Les salaires ont fortement augmenté depuis 2012
Le drame de Dacca qui a largement occupé l’espace médiatique au printemps dernier a sans doute occulté cette phase de croissance en pointant du doigt à juste titre les conditions précaires de la classe ouvrière. Sur un T-shirt vendu 29 euros en Occident, l’ouvrier asiatique qui l’a fabriqué gagne 18 centimes, estime l’ONG Fair Wear Foundation. Le chiffre peut troubler mais il ne doit pas faire oublier que les salaires ont malgré tout fortement augmenté depuis 2012. En Asie, l’augmentation globale atteint + 15 pour cent en un an, ce qui rend le différentiel entre les salaires asiatiques et ceux pratiqués dans les pays proches de l’Europe (où la hausse est que de l’ordre de 3 à 5 pour cent) moins important. Concrètement, le Bangladesh et le Vietnam ont des coûts de production analogues à ceux de la Moldavie par exemple, entre 250 et 300 dollars par mois, l’Indonésie, 200 dollars. Un salaire chinois sur la zone côtière s’apprécie à 360 dollars, un salaire turque à 650 dollars.
Peu
de candidats au fonds d’indemnisation
Le drame n’a pas changé les habitudes de consommations européennes mais il a suffisamment marqué les esprits pour que les grands groupes donneurs d’ordres adoptent une communication de crises.
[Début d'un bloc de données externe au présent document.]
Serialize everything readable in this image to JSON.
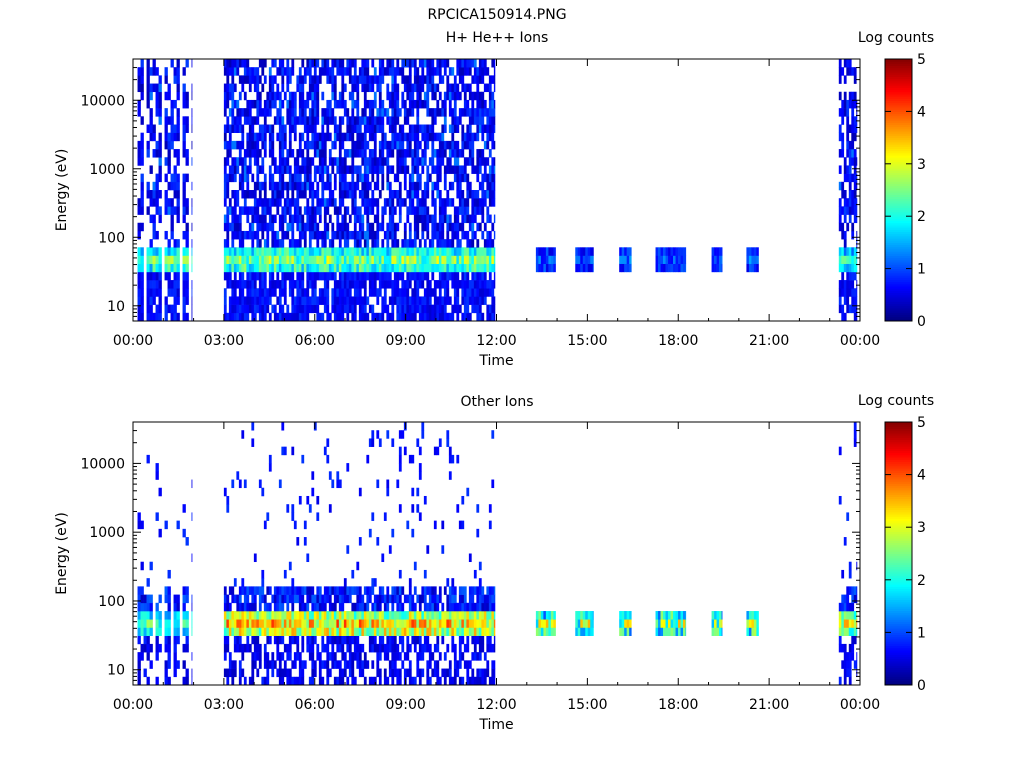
{
  "page_title": "RPCICA150914.PNG",
  "chart_data": [
    {
      "type": "heatmap",
      "title": "H+ He++ Ions",
      "xlabel": "Time",
      "ylabel": "Energy (eV)",
      "x_ticks": [
        "00:00",
        "03:00",
        "06:00",
        "09:00",
        "12:00",
        "15:00",
        "18:00",
        "21:00",
        "00:00"
      ],
      "x_range_hours": [
        0,
        24
      ],
      "y_scale": "log",
      "y_ticks": [
        10,
        100,
        1000,
        10000
      ],
      "y_tick_labels": [
        "10",
        "100",
        "1000",
        "10000"
      ],
      "y_range": [
        6,
        40000
      ],
      "colorbar": {
        "label": "Log counts",
        "min": 0,
        "max": 5,
        "ticks": [
          "0",
          "1",
          "2",
          "3",
          "4",
          "5"
        ],
        "colormap": "jet"
      },
      "data_segments_hours": [
        {
          "start": 0.15,
          "end": 1.95,
          "type": "burst",
          "peak_energy_eV": 40,
          "peak_log_counts": 3.0
        },
        {
          "start": 3.0,
          "end": 11.95,
          "type": "continuous",
          "peak_energy_eV": 40,
          "peak_log_counts": 3.2
        },
        {
          "start": 13.3,
          "end": 13.95,
          "type": "narrow",
          "peak_energy_eV": 40,
          "peak_log_counts": 1.5
        },
        {
          "start": 14.6,
          "end": 15.2,
          "type": "narrow",
          "peak_energy_eV": 40,
          "peak_log_counts": 1.5
        },
        {
          "start": 16.05,
          "end": 16.45,
          "type": "narrow",
          "peak_energy_eV": 40,
          "peak_log_counts": 1.5
        },
        {
          "start": 17.25,
          "end": 18.25,
          "type": "narrow",
          "peak_energy_eV": 40,
          "peak_log_counts": 1.5
        },
        {
          "start": 19.1,
          "end": 19.45,
          "type": "narrow",
          "peak_energy_eV": 40,
          "peak_log_counts": 1.5
        },
        {
          "start": 20.25,
          "end": 20.65,
          "type": "narrow",
          "peak_energy_eV": 40,
          "peak_log_counts": 1.5
        },
        {
          "start": 23.3,
          "end": 23.9,
          "type": "continuous",
          "peak_energy_eV": 40,
          "peak_log_counts": 2.5
        }
      ]
    },
    {
      "type": "heatmap",
      "title": "Other Ions",
      "xlabel": "Time",
      "ylabel": "Energy (eV)",
      "x_ticks": [
        "00:00",
        "03:00",
        "06:00",
        "09:00",
        "12:00",
        "15:00",
        "18:00",
        "21:00",
        "00:00"
      ],
      "x_range_hours": [
        0,
        24
      ],
      "y_scale": "log",
      "y_ticks": [
        10,
        100,
        1000,
        10000
      ],
      "y_tick_labels": [
        "10",
        "100",
        "1000",
        "10000"
      ],
      "y_range": [
        6,
        40000
      ],
      "colorbar": {
        "label": "Log counts",
        "min": 0,
        "max": 5,
        "ticks": [
          "0",
          "1",
          "2",
          "3",
          "4",
          "5"
        ],
        "colormap": "jet"
      },
      "data_segments_hours": [
        {
          "start": 0.15,
          "end": 1.95,
          "type": "burst",
          "peak_energy_eV": 40,
          "peak_log_counts": 2.8
        },
        {
          "start": 3.0,
          "end": 11.95,
          "type": "continuous",
          "peak_energy_eV": 40,
          "peak_log_counts": 4.3
        },
        {
          "start": 13.3,
          "end": 13.95,
          "type": "narrow",
          "peak_energy_eV": 40,
          "peak_log_counts": 3.6
        },
        {
          "start": 14.6,
          "end": 15.2,
          "type": "narrow",
          "peak_energy_eV": 40,
          "peak_log_counts": 3.6
        },
        {
          "start": 16.05,
          "end": 16.45,
          "type": "narrow",
          "peak_energy_eV": 40,
          "peak_log_counts": 3.6
        },
        {
          "start": 17.25,
          "end": 18.25,
          "type": "narrow",
          "peak_energy_eV": 40,
          "peak_log_counts": 3.6
        },
        {
          "start": 19.1,
          "end": 19.45,
          "type": "narrow",
          "peak_energy_eV": 40,
          "peak_log_counts": 3.6
        },
        {
          "start": 20.25,
          "end": 20.65,
          "type": "narrow",
          "peak_energy_eV": 40,
          "peak_log_counts": 3.6
        },
        {
          "start": 23.3,
          "end": 23.9,
          "type": "continuous",
          "peak_energy_eV": 40,
          "peak_log_counts": 3.8
        }
      ]
    }
  ]
}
La première réponse - en dehors du fonds d’urgence débloqué par Primark dans les mois qui ont suivi le drame - a été le fonds d’indemnisation des victimes. Le 24 decembre dernier, ce fond a enfin été constitué. 40 millions de dollars. Officiellement, l’irlandais Primark, l’espagnol El Cortes, le canadien Loblaw et le britannique Bonmarché ont annoncé leur participation à ce fonds. Les paiements commenceront à être versés en février, mais le montant alloué par chaque firme reste encore à déterminer. Selon le New York Times qui cite des officiels engagés dans les négociations, les familles des défunts recevront 25 000 dollars de dédommagement en moyenne. Les blessés bénéficieront quant à eux de compensations.
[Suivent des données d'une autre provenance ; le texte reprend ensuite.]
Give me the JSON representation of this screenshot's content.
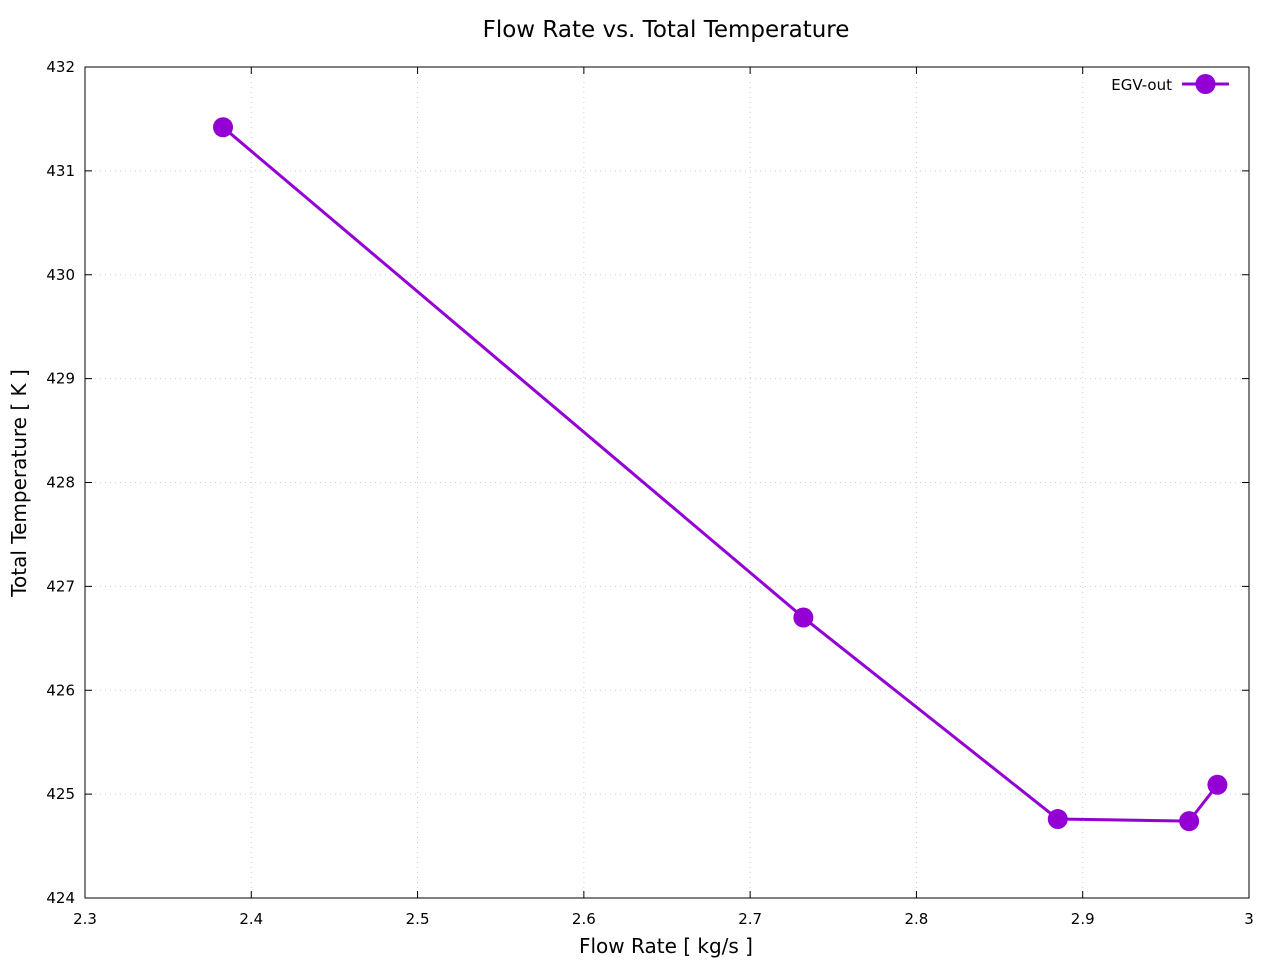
{
  "chart_data": {
    "type": "line",
    "title": "Flow Rate vs. Total Temperature",
    "xlabel": "Flow Rate [ kg/s ]",
    "ylabel": "Total Temperature [ K ]",
    "xlim": [
      2.3,
      3.0
    ],
    "ylim": [
      424,
      432
    ],
    "xticks": [
      2.3,
      2.4,
      2.5,
      2.6,
      2.7,
      2.8,
      2.9,
      3.0
    ],
    "xtick_labels": [
      "2.3",
      "2.4",
      "2.5",
      "2.6",
      "2.7",
      "2.8",
      "2.9",
      "3"
    ],
    "yticks": [
      424,
      425,
      426,
      427,
      428,
      429,
      430,
      431,
      432
    ],
    "ytick_labels": [
      "424",
      "425",
      "426",
      "427",
      "428",
      "429",
      "430",
      "431",
      "432"
    ],
    "grid": true,
    "legend_position": "top-right",
    "series": [
      {
        "name": "EGV-out",
        "color": "#9400D3",
        "marker": "circle",
        "x": [
          2.383,
          2.732,
          2.885,
          2.964,
          2.981
        ],
        "y": [
          431.42,
          426.7,
          424.76,
          424.74,
          425.09
        ]
      }
    ]
  }
}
Concrètement, sur les 29 grands groupes internationaux de l’habillement qui faisaient travailler les ateliers hébergés dans l’immeuble qui s’est effondré, seuls 4 d’entre eux ont donc officiellement annoncé leur participation au fonds d’indemnisation. Un déséquilibre que n’a pas manqué de remarquer le New York Times qui signale que Walmart, Iconix, JC Penney, Dress Barn, Cato Fashions, Children’s Place pour ne citer que les groupes américains auxquels on pourrait cependant rajouter C&A ou encore Mango, Auchan, Carrefour, Camaïeu ou Teddy Smith, aucun de ces groupes ne s’est engagé à dédommager les victimes, ou les familles des défunts. Camaïeu s’était engagé en juin dernier à indemniser les victimes mais sa participation n’a pour l’instant pas officialisé. Notons enfin que Quelques semaines après le drame, les ONG et les syndicats avaient impulsé un accord sur la sureté dans les usines. Parmi les 31 signataires, Carrefour est le seul français.
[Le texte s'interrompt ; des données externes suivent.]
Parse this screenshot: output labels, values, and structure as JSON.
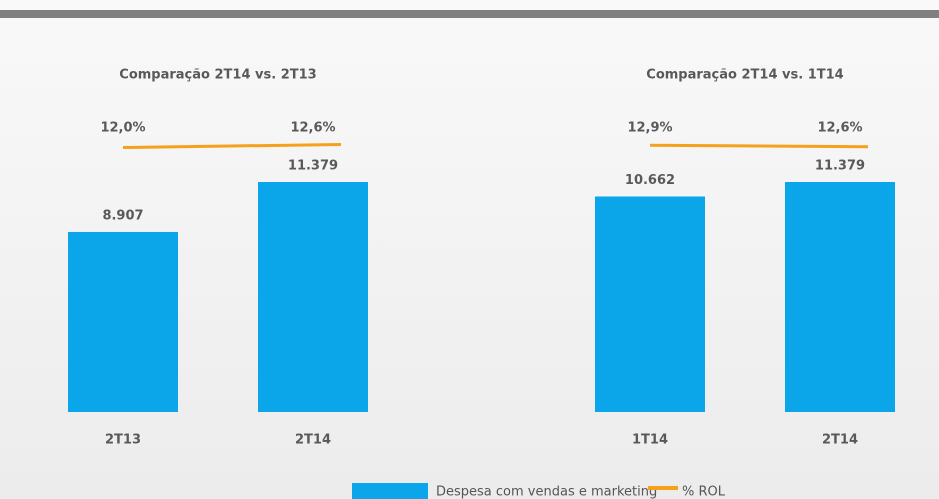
{
  "chart_data": [
    {
      "type": "bar",
      "title": "Comparação 2T14 vs. 2T13",
      "categories": [
        "2T13",
        "2T14"
      ],
      "series": [
        {
          "name": "Despesa com vendas e marketing",
          "color": "#0ba5ea",
          "values": [
            8907,
            11379
          ],
          "value_labels": [
            "8.907",
            "11.379"
          ]
        },
        {
          "name": "% ROL",
          "type": "line",
          "color": "#f5a11c",
          "values": [
            12.0,
            12.6
          ],
          "value_labels": [
            "12,0%",
            "12,6%"
          ]
        }
      ]
    },
    {
      "type": "bar",
      "title": "Comparação 2T14 vs. 1T14",
      "categories": [
        "1T14",
        "2T14"
      ],
      "series": [
        {
          "name": "Despesa com vendas e marketing",
          "color": "#0ba5ea",
          "values": [
            10662,
            11379
          ],
          "value_labels": [
            "10.662",
            "11.379"
          ]
        },
        {
          "name": "% ROL",
          "type": "line",
          "color": "#f5a11c",
          "values": [
            12.9,
            12.6
          ],
          "value_labels": [
            "12,9%",
            "12,6%"
          ]
        }
      ]
    }
  ]
}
Au final, si le drame n’a pas provoqué une onde de choc spectaculaire auprès des consommateurs Européens, il a cependant initié une vague de grèves qui a largement agité le sud du continent asiatique en 2013. Au Cambodge, une grève nationale a réuni le 27 décembre des dizaines de milliers d’ouvriers du textile qui exigeaient le doublement de leur salaire mensuel. De crainte que ces mouvements de grosse ampleur n’entachent leur image, les maisons mères du prêt-à-porter sont désormais plus tentées de demander aux pays dans lesquels ils sous-traitent d’augmenter le salaire minimum.